The Obama administration’s efforts to improve relations with Iran hit a roadblock Saturday when a court in Tehran revealed it had convicted an American journalist of spying and sentenced her to eight years in prison.
Roxana Saberi, 31, who also holds Iranian citizenship, has lived in Iran for six years and has reported from there for various international news organizations, including National Public Radio and the BBC.
The Fargo, N.D., native was arrested in January for working as a journalist in the Islamic republic after her credentials had expired. Earlier this month, an Iranian judge charged her with spying for the United States.
The trial on the spying charge began at the Revolutionary Court on Monday, just days before the conviction. Miss Saberi’s attorney, Abdolsamad Khorramshahi, said he will appeal the verdict.
President Obama, who is attending an Americas summit in Trinidad, was “deeply disappointed” by the conviction, the White House said.
Secretary of State Hillary Rodham Clinton, who in the past few weeks made several personal appeals to Iranian officials to free Miss Saberi, also expressed disappointment, but vowed to continue efforts to win her freedom.
“We will continue to vigorously raise our concerns to the Iranian government,” Mrs. Clinton said.
The journalist’s father, Reza Saberi, who met her at Tehran’s notorious Evin Prison on April 6, said she was tricked into signing a confession that led to her conviction.
“She was deceived,” he told NPR from Iran. “She is quite depressed about this matter, and she wants to go on a hunger strike. And if she does, she is so frail it can be very dangerous to her health.”
Mr. Saberi, who was not allowed to witness the closed-door trial, said his daughter was convicted Wednesday, but her attorneys were informed of the ruling only Saturday.
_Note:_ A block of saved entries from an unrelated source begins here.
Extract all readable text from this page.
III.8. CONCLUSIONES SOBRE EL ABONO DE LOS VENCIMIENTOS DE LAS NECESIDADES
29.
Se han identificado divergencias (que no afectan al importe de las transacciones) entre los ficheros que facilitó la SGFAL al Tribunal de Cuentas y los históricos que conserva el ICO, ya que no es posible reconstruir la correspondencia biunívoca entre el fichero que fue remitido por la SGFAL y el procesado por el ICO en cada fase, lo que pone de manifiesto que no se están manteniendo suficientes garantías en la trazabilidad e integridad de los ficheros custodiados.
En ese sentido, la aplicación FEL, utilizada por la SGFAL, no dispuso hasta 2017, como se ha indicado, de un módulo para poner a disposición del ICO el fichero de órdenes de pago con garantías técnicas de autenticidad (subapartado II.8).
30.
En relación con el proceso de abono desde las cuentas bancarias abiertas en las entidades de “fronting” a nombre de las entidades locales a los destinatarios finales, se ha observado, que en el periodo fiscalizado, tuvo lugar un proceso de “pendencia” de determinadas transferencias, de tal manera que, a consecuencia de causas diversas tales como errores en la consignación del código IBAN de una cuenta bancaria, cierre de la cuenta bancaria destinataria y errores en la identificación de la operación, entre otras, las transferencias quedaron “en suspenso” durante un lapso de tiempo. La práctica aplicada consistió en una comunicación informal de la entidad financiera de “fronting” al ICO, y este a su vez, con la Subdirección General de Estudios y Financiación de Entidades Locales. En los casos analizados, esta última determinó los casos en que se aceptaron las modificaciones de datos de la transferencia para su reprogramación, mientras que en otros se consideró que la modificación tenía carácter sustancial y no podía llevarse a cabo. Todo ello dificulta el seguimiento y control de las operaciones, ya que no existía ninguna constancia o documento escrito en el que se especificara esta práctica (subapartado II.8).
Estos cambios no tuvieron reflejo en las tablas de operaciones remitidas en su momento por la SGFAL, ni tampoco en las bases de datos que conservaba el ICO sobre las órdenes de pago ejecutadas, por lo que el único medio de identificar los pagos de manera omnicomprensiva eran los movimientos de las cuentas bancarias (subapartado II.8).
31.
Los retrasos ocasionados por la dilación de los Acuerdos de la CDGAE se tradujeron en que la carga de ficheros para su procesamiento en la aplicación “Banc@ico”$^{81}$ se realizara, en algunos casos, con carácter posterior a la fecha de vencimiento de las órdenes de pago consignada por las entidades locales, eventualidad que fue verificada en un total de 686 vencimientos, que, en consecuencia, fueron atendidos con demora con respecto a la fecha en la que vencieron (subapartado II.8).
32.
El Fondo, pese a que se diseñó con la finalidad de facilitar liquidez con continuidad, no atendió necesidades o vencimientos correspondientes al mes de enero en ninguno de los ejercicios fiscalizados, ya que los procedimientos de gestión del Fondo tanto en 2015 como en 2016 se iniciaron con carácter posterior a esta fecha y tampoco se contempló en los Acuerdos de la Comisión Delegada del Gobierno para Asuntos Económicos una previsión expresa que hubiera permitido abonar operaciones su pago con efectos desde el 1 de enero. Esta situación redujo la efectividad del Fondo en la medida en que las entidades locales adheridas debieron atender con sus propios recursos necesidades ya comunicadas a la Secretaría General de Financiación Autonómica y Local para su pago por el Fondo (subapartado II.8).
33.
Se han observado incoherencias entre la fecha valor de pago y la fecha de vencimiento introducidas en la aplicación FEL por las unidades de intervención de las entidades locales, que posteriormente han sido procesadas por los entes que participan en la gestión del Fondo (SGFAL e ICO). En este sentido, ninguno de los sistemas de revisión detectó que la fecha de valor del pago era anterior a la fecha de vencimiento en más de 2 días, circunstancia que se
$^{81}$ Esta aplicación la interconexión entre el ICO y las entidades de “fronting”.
A Web site devoted to the campaign to free Miss Saberi, www.freeroxana.net, says she was chosen Miss North Dakota in 1997 and was among the top-10 finalists in Miss America 1998. Her father was born in Iran, and her mother, Akiko, is from Japan.
The United States cut off relations with Iran after the 1979 Islamic Revolution and the seizure of the U.S. Embassy in Tehran. Relations worsened after the administration of President George W. Bush included Iran in an “axis of evil” along with Saddam Hussein’s Iraq and North Korea.
U.S. dealings with Iran are carried out through the Swiss Embassy in Tehran.
Iran has resisted international pressure to give up its nuclear program, especially its plan to enrich uranium, drawing U.N. sanctions. Washington says Tehran seeks to produce nuclear weapons. Iran denies the claim, saying its nuclear program is for electricity generation.
President Obama has offered to open direct talks with Iran on nuclear and other issues. Iran was invited to participate in a multinational conference on Afghanistan last month. And Washington also has decided to join European-led talks with Iran on its nuclear program.
The U.S. envoy for Afghanistan and Pakistan, Richard C. Holbrooke, told Reuters news agency Saturday that he had a short informal meeting with Iranian Foreign Minister Manouchehr Mottaki in Tokyo on Friday during a donors meeting on Pakistan.
Iran’s hard-line president, Mahmoud Ahmadinejad, has welcomed the U.S. moves, and on Wednesday offered to present a new package of proposals to resolve the nuclear dispute.
Mr. Ahmadinejad is seeking a second term in office in the presidential election scheduled for June, but moderate reformists, who favor restoring normal relations with the U.S., hope to unseat him, cashing in on the people’s growing resentment over the struggling economy and unemployment.
Iran has jailed many American visitors for weeks and months in the past. The previous high-profile detention of an American by Iran occurred in 2007, when Haleh Esfandiari, director of the Middle East Program at the Woodrow Wilson International Center for Scholars in Washington, was arrested on espionage charges while visiting her ailing 93-year-old mother in May and was held in solitary confinement in the Evin Prison for 110 days. She was freed in August 2007 after several U.S. officials made direct appeals to Iran. Wilson center president Lee Hamilton, a former Democratic member of Congress from Indiana, wrote Mr. Ahmadinejad, seeking her release.
Parnaz Azima, an Iranian-American correspondent for U.S. government-funded Radio Free Europe/Radio Liberty, had her passport seized when she arrived in Tehran in January 2007. Her passport was returned nine months later, and she was allowed to leave the country. But Ms. Azima was still charged with “undermining national security,” making it difficult for her to return to Iran, according to media freedom group Reporters Without Borders.
According to Radio Free Europe/Radio Liberty, seven journalists and two bloggers are currently in prison in Iran.